Recently, contrastive learning attracts increasing interests in neural text generation as a new solution to alleviate the exposure bias problem. It introduces a sequence-level training signal which is crucial to generation tasks that always rely on auto-regressive decoding. However, previous methods using contrastive learning in neural text generation usually lead to inferior performance. In this paper, we analyse the underlying reasons and propose a new Contrastive Neural Text generation framework, CoNT. CoNT addresses bottlenecks that prevent contrastive learning from being widely adopted in generation tasks from three aspects -- the construction of contrastive examples, the choice of the contrastive loss, and the strategy in decoding. We validate CoNT on five generation tasks with ten benchmarks, including machine translation, summarization, code comment generation, data-to-text generation and commonsense generation. Experimental results show that CoNT clearly outperforms its baseline on all the ten benchmarks with a convincing margin. Especially, CoNT surpasses previous the most competitive contrastive learning method for text generation, by 1.50 BLEU on machine translation and 1.77 ROUGE-1 on summarization, respectively.
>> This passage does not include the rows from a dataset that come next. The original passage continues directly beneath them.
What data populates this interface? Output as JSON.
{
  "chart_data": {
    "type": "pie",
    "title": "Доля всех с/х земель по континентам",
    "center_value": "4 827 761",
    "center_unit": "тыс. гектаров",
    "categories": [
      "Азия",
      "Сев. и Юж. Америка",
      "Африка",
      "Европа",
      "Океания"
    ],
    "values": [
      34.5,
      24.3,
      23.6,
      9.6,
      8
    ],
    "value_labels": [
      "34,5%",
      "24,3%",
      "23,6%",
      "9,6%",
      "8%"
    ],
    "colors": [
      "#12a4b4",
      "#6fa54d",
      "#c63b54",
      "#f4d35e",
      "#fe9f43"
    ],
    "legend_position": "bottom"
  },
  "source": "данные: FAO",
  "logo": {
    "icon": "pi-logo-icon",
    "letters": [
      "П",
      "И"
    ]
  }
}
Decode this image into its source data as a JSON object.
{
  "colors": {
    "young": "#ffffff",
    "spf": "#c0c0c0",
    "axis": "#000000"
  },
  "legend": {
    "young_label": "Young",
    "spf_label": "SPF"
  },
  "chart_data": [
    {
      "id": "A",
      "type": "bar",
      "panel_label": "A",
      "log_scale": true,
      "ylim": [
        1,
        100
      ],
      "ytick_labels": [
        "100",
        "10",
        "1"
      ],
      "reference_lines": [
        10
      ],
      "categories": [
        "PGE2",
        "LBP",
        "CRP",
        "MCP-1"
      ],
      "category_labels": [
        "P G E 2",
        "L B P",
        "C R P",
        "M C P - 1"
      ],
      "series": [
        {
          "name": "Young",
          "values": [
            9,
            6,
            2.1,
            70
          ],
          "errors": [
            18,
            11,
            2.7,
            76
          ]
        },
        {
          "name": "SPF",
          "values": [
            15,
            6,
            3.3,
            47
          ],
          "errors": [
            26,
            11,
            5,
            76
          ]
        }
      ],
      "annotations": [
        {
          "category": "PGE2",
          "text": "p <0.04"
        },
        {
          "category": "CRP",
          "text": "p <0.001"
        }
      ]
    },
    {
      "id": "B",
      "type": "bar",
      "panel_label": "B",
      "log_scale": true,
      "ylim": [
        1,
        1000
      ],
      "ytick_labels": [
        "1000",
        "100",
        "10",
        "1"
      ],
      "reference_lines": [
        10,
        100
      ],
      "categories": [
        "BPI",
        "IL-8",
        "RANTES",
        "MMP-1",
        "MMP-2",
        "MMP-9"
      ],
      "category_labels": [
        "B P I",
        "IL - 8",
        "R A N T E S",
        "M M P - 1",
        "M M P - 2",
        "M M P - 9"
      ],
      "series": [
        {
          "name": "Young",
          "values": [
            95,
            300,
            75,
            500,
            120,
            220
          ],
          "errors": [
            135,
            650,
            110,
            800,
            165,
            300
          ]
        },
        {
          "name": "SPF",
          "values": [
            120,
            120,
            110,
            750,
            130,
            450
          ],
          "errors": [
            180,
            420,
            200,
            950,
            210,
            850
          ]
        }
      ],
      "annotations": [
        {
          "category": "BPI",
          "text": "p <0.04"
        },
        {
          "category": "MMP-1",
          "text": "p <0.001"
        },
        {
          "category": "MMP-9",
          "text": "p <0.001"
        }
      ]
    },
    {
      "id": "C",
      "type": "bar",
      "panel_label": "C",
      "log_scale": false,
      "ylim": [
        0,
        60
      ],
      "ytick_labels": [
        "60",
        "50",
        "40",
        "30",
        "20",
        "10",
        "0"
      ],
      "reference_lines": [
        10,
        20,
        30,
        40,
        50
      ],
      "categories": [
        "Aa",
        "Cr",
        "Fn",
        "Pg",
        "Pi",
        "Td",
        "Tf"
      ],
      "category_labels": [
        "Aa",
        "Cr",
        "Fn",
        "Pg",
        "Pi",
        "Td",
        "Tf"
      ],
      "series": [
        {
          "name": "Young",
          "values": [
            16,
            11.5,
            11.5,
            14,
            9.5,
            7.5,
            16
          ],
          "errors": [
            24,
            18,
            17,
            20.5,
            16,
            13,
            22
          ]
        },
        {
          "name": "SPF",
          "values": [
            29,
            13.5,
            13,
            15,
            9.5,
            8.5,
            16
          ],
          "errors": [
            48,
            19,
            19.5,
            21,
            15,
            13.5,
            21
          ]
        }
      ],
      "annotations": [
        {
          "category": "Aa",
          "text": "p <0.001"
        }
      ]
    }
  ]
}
It achieves new state-of-the-art on summarization, code comment generation (without external data) and data-to-text generation.

Author Information

Chenxin An (Fudan University)
Jiangtao Feng (Shanghai AI Lab)
Kai Lv (Fudan University)
Lingpeng Kong (Department of Computer Science, The University of Hong Kong)
Xipeng Qiu (Fudan University)
Xuanjing Huang (Fudan University)

Xuanjing Huang is a Professor of the School of Computer Science, Fudan University, Shanghai, China. She received her PhD degree in Computer Science from Fudan University in 1998. From 2008 to 2009, she is a visiting scholar in CIIR, UMass Amherst. Her research interest includes text retrieval, natural language processing, and data intensive computing. She has published dozens of papers in several major conferences including SIGIR, ACL, ICML, IJCAI, AAAI, CIKM, ISWC, EMNLP, WSDM and COLING. She has also translated the second version of “Modern Information Retrieval” to Chinese. In the research community, she served as the organizer of WSDM 2015, competition chair of CIKM 2014, tutorial chair of COLING 2010, SPC or PC member of past WSDM, SIGIR, WWW, CIKM, ACL, IJCAI, EMNLP and many other conferences.